V. Conclusion Despite his personal struggles and recent efforts to overcome these challenges, petitioner cannot escape his obligation to timely file and pay taxes. Petitioner's experience as an attorney made him acutely aware of his obligation to accurately report income and submit the required tax filings and payments. His background as a licensed attorney also gave him precise knowledge concerning the consequences of his failure to file. His failure to make any effort to comply with known tax obligations over a period of 6 years is substantial and does not result from any good-faith misunderstanding. We find his failures to file returns fraudulent as to the income tax underpayments we have found previously.

Consequently, we conclude that (1) petitioner is liable for deficiencies for the tax years 1997 through 2000; (2) petitioner is liable for additions to tax for fraudulent failure to file under   section 6651(f) and for failure to pay under   section 6651(a)(2) for the tax years 1997 through 2002, and (3) petitioner is liable for additions to tax for failure to pay estimated tax under   section 6654(a) for the years 1998 through 2002.

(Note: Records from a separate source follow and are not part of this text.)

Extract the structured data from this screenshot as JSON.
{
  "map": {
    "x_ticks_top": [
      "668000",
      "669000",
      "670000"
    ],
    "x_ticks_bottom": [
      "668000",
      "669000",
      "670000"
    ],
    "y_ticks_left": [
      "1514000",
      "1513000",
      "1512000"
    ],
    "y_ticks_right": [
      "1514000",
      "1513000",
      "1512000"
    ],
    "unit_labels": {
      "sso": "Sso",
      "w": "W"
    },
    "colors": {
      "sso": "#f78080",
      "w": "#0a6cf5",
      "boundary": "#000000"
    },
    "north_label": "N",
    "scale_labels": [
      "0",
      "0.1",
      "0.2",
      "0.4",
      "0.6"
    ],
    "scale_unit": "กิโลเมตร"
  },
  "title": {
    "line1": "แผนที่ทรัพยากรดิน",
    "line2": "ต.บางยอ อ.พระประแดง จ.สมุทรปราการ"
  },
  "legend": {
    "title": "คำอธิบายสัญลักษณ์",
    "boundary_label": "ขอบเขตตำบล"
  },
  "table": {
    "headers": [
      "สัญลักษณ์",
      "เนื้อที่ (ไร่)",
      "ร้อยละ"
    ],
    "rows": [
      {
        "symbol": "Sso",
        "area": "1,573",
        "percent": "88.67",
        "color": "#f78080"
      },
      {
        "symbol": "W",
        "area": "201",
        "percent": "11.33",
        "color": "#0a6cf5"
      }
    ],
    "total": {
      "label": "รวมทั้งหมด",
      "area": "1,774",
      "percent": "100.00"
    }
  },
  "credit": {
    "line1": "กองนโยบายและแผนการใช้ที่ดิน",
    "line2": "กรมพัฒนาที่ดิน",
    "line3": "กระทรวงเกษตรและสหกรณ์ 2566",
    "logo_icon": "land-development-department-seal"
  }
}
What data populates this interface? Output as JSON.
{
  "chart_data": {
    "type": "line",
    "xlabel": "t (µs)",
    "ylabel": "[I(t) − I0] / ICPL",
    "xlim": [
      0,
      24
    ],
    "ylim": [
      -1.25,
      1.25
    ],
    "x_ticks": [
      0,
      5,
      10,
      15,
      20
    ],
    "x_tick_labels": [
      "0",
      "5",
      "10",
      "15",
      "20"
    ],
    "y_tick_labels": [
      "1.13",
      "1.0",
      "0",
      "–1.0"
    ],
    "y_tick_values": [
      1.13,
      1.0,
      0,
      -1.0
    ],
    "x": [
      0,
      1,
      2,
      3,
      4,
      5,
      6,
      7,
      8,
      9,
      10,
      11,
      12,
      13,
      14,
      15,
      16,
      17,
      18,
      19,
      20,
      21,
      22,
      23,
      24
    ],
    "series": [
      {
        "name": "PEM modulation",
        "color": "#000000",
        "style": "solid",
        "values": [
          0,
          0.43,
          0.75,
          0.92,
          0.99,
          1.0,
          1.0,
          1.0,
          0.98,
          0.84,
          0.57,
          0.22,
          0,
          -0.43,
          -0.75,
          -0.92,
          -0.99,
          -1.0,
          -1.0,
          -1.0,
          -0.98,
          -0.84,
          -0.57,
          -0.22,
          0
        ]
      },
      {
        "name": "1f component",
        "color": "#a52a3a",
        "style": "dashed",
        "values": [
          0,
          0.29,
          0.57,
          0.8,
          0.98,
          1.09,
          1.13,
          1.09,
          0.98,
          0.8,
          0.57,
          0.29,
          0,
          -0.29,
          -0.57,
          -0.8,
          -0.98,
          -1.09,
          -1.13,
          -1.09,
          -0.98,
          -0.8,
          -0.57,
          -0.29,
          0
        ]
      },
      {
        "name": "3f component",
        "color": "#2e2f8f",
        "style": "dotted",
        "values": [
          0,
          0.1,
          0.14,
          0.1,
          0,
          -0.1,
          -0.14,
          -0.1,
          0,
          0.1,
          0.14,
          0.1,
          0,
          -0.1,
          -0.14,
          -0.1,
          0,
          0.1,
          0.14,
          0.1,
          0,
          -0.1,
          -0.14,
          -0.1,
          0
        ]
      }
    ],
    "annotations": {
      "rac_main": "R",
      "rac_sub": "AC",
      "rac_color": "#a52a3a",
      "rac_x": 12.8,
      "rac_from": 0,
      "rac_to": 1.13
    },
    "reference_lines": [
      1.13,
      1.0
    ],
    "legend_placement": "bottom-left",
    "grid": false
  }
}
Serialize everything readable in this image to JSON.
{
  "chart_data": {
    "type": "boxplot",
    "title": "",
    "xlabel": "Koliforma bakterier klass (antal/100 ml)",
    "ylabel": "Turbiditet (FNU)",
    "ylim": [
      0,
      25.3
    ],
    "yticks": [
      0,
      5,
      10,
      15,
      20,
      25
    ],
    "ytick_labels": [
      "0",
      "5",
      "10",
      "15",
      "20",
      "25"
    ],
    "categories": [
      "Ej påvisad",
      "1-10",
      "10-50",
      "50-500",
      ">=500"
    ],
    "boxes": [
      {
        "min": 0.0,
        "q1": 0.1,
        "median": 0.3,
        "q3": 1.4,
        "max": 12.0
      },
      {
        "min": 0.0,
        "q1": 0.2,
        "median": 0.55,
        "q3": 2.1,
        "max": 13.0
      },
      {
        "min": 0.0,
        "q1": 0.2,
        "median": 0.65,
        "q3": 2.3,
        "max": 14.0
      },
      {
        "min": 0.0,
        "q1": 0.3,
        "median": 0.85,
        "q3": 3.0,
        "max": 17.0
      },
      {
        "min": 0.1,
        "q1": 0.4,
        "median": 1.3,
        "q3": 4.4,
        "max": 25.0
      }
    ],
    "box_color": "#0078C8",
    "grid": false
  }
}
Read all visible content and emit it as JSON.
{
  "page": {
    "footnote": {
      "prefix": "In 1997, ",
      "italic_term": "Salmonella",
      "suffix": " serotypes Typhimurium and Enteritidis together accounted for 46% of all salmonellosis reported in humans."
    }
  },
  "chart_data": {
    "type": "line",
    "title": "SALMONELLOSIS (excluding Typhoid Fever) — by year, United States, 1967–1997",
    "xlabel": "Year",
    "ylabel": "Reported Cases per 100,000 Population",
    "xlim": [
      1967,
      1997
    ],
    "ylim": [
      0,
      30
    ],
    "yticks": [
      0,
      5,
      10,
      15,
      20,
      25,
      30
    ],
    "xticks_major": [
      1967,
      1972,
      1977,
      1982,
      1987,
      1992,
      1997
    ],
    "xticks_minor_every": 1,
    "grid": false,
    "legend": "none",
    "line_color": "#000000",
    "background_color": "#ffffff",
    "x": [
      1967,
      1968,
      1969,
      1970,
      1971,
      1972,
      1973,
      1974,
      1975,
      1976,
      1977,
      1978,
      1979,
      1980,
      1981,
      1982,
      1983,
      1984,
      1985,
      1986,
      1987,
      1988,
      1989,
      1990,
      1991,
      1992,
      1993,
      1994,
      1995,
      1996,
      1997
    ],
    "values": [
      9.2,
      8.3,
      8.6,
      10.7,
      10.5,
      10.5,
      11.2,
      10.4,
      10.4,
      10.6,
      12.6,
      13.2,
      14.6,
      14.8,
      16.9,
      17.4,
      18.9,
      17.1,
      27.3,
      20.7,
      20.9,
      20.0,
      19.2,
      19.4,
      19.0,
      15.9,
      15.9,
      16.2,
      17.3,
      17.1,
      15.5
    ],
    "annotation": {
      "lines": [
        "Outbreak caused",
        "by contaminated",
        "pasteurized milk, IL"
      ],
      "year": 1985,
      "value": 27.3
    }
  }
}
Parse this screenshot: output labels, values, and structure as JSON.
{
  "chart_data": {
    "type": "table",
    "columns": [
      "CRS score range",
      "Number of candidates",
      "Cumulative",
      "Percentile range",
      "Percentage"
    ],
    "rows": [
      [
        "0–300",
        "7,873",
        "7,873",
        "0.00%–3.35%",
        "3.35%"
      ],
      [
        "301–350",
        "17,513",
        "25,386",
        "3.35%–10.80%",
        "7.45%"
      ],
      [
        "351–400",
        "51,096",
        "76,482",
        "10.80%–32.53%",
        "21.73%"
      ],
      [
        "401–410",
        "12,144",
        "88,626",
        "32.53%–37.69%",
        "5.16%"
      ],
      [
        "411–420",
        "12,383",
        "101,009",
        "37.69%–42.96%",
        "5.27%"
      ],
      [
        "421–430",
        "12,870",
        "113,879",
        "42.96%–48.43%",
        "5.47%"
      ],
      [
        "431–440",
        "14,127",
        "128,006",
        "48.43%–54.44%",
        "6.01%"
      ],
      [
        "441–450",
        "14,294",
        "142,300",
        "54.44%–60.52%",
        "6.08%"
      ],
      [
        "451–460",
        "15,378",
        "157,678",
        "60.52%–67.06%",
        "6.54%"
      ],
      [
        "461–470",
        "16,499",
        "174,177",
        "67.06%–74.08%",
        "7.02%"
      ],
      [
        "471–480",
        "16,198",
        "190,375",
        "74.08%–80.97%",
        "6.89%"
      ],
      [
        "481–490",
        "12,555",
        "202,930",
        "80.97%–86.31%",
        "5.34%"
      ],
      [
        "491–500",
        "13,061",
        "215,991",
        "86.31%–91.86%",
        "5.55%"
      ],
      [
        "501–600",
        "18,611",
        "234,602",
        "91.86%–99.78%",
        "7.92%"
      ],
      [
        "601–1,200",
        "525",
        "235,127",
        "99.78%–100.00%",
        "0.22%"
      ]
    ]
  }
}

To reflect the foregoing and concessions by the parties,

Decision will be entered under Rule 155.

1
  Unless otherwise indicated, all section references are to the Internal Revenue Code in effect for the years in issue, and all Rule references are to the Tax Court Rules of Practice and Procedure.
1
  Amounts are rounded to the nearest dollar.
2
  Petitioner conceded the following issues: (1) Failure to report dividends from sources other than his law practice for tax years 1997 through 2002; (2) failure to report interest income for tax years 1997 through 2002; (3) failure to report a premature taxable distribution from his pension account for tax year 1998; (4) failure to report income from Columbia Plantation Co., an S corporation in which he was a shareholder for tax years 2000 through 2002; (5) failure to report gambling winnings for tax years 1999, 2000, and 2002.
2
  Petitioner conceded the following issues: (1) Failure to report dividends from sources other than his law practice for tax years 1997 through 2002; (2) failure to report interest income for tax years 1997 through 2002; (3) failure to report a premature taxable distribution from his pension account for tax year 1998; (4) failure to report income from Columbia Plantation Co., an S corporation in which he was a shareholder for tax years 2000 through 2002; (5) failure to report gambling winnings for tax years 1999, 2000, and 2002.
3
  Petitioner and his wife divorced subsequently.
4
  Petitioner filed a corporate return for 1997 sometime in April 2002.
5
  The deposit slip reflects a returned item charge of $5. The total deposit was $5,005.
6
  The deposit slips also include returned item charges of $5. The total deposit amounts were $10,005 and $35,005.
7
  Respondent concedes the addition to tax for failure to make estimated tax payments for the tax year 1997.